Uzbekistan Signals Possible Retaliation Over Increased Trade Costs in Tajikistan

Uzbekistan may introduce reciprocal measures in response to trade barriers impacting its exports to Tajikistan, Deputy Prime Minister Jamshid Khodjaev announced on January 17 during a meeting of entrepreneurs, ambassadors, and government officials in Tashkent. Khodjaev highlighted challenges faced by Uzbek exporters, particularly in the construction materials sector, despite full compliance with required documentation. “We have problems related to Tajikistan.

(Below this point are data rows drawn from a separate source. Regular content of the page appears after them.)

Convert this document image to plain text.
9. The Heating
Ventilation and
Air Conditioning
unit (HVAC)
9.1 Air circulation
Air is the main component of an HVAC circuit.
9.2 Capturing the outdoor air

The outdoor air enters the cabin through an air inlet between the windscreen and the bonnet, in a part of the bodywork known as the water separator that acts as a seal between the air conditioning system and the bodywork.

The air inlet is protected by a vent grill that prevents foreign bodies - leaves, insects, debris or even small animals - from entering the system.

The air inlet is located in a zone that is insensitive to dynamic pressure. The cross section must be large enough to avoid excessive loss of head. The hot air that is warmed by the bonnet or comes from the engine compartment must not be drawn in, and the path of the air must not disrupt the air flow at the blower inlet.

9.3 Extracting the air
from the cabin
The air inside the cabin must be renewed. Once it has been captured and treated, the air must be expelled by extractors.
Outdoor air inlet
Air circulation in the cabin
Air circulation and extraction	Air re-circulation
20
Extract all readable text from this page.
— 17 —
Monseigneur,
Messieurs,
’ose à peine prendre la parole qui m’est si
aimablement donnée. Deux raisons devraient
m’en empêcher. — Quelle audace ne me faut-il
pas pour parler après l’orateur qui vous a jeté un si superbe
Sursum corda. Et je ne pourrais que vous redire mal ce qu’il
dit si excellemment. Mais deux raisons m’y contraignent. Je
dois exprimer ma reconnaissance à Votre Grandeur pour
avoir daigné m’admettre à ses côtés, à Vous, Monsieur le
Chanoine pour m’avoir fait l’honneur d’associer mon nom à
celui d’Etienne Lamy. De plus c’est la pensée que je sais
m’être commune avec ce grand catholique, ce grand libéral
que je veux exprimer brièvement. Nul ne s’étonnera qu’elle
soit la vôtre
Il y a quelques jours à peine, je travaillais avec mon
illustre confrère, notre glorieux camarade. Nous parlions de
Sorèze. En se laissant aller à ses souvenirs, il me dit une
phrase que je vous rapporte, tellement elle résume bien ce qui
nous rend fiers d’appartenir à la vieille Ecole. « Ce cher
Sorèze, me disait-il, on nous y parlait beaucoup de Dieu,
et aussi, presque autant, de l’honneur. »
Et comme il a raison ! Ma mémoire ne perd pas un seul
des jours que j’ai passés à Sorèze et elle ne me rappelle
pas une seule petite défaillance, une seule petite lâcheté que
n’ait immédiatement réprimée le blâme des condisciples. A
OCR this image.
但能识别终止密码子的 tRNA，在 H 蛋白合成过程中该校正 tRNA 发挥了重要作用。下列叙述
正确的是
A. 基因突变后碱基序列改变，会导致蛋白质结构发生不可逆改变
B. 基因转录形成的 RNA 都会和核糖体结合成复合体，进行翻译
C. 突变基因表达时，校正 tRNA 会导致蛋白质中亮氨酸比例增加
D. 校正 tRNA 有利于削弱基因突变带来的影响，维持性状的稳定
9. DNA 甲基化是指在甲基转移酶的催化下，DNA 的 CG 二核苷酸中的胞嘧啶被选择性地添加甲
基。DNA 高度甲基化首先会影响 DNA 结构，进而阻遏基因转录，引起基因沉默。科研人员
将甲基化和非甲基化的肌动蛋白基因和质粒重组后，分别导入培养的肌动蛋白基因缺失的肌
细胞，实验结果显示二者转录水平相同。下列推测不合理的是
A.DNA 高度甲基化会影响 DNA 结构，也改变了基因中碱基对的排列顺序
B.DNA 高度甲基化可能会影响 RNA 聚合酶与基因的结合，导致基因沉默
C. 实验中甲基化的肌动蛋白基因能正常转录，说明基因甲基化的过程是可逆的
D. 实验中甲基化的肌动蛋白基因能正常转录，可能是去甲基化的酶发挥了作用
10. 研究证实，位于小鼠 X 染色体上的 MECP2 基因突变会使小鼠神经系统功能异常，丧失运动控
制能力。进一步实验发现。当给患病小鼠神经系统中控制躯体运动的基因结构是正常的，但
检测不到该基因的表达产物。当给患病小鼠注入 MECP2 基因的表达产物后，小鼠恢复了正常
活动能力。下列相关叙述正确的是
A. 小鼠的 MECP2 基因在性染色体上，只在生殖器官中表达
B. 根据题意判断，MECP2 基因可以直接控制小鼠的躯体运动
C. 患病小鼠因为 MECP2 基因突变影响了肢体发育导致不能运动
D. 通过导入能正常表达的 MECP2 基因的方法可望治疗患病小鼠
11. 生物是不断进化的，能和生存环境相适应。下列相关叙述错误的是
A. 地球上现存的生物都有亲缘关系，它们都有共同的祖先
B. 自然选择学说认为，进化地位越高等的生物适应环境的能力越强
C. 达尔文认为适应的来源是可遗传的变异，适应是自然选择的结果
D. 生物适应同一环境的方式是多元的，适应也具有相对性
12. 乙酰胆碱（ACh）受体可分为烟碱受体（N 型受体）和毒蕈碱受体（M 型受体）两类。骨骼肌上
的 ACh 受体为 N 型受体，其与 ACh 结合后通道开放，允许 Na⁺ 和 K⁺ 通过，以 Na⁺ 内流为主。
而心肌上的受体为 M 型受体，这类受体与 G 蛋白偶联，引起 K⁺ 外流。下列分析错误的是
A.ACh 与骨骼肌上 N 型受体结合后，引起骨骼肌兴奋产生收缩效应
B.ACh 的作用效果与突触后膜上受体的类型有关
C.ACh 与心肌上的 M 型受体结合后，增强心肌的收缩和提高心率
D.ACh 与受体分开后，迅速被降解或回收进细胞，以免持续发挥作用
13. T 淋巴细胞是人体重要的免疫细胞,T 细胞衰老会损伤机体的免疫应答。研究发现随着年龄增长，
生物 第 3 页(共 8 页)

We export products to this market, but even when all documents are complete, our goods are cleared under a so-called ‘reserve’ procedure,” he said. “As a result, the price of our products in that market rises by about 15%.” Meeting participants reported that additional charges imposed at Tajik customs are inflating the cost of Uzbek construction materials and reducing competitiveness. Khodjaev warned that if such restrictions are not lifted, Uzbekistan may respond with similar trade measures. The issue was also raised by representatives of German construction materials giant Knauf. The company’s commercial director noted that exporters face similar obstacles not only in Tajikistan but also in Turkmenistan and parts of the Caucasus region. In Tajikistan’s case, the “reserve” customs clearance procedure was cited as a key driver of increased costs. “This is pushing the price of our products in the Tajik market up by as much as 15%,” the representative said. Entrepreneurs stated that combined logistics and customs costs for shipments to Tajikistan have surged from approximately $2,000 to $12,000. Despite multiple appeals to Tajik authorities, they said no resolution has been achieved, and the elevated costs are undermining export volumes. “If they impose duties, we can do the same,” Khodjaev stated. “Our customs officials will talk to their counterparts. If this practice continues, we will take response measures. Our ambassador should clearly convey this signal.” Despite the ongoing friction, trade between Uzbekistan and Tajikistan surpassed $700 million in 2024, nearly three times higher than in previous years. Both governments have indicated they are exploring new logistics corridors and simplified customs procedures to deepen bilateral economic ties.